PEMILU SEBAGAI PINTU KEDAULATAN RAKYAT
PEMILU SEBAGAI PINTU KEDAULATAN RAKYAT
Oleh Primus Supriono*)
Terselenggaranya Pemilihan Umum (Pemilu) secara teratur menjadi ciri utama negara demokrasi. Sebab, dalam sebuah negara demokrasi, Pemilu menjadi pintu bahkan kunci terwujudnya kedaulatan rakyat. Oleh karena itu, tidak akan ada kedaulatan rakyat tanpa melalui Pemilu yang demokratis. Pemilu menjadi instrumen dan mekanisme keterlibatan rakyat untuk ikut serta menentukan pemimpin dan arah pemerintahan suatu daerah atau negara pada periode tertentu.
Demokrasi diartikan sebagai bentuk dan sistem pemerintahan “dari rakyat, oleh rakyat, dan untuk rakyat”. Melalui Pemilu yang demokratis, rakyat terlibat aktif dan menjadi penentu terpilihnya kepala pemerintahan dan wakil rakyat berdasarkan tata nilai yang berlaku. Partisipasi rakyat dalam Pemilu merupakan perwujudan keikutsertaan rakyat dalam pembentukan pemerintahan dan jalanannya pembangunan di semua tingkatan.

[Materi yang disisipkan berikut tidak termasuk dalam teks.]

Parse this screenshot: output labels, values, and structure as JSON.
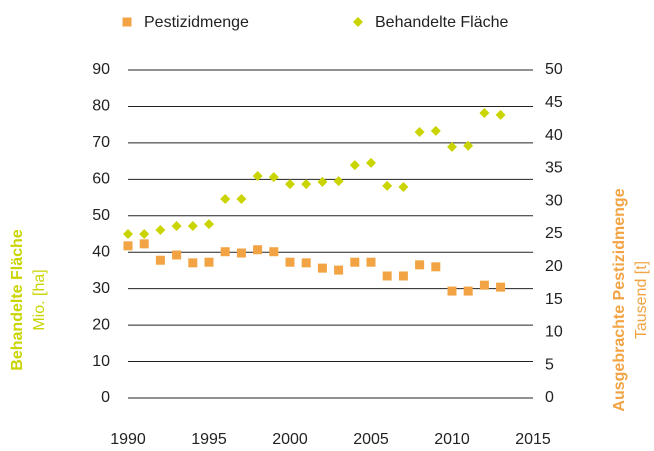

Kita memang pantas berbangga, Indonesia merupakan negara demokrasi terbesar ketiga di bawah India dan Amerika Serikat. Sejak tahun 1955, Indonesia telah menyelenggarakan Pemilu sebanyak 12 kali. Sebuah jumlah yang terbilang banyak dan pengalaman penyelenggaraan Pemilu yang cukup panjang. Namun demikian, Pemilu yang teratur dan terus-menerus tersebut haruslah selalu dievaluasi agar sungguh-sungguh untuk mewujudkan kedaulatan rakyat, yakni menghasilkan pemimpin dan pemerintahan yang benar-benar sesuai kehendak rakyat.
Jauh dari Harapan
Tujuan diselenggarakannya Pemilu adalah untuk memilih kepala pemerintahan dan wakil rakyat baik di tingkat pusat maupun daerah dalam rangka membentuk sistem pemerintahan yang demokratis dan kuat untuk mewujudkan tujuan nasional. Tujuan nasional sebagaimana termaktub dalam Pembukaan UUD 1945 adalah melindungi negara, tanah air, dan seluruh rakyat, serta turut berperan aktif menjaga perdamaian dunia. Selain itu, cita-cita dibentuknya sistem pemerintahan melalui Pemilu itu adalah untuk mewujudkan cita-cita luhur bangsa, yakni masyarakat yang adil, makmur, bahagia, dan bermartabat.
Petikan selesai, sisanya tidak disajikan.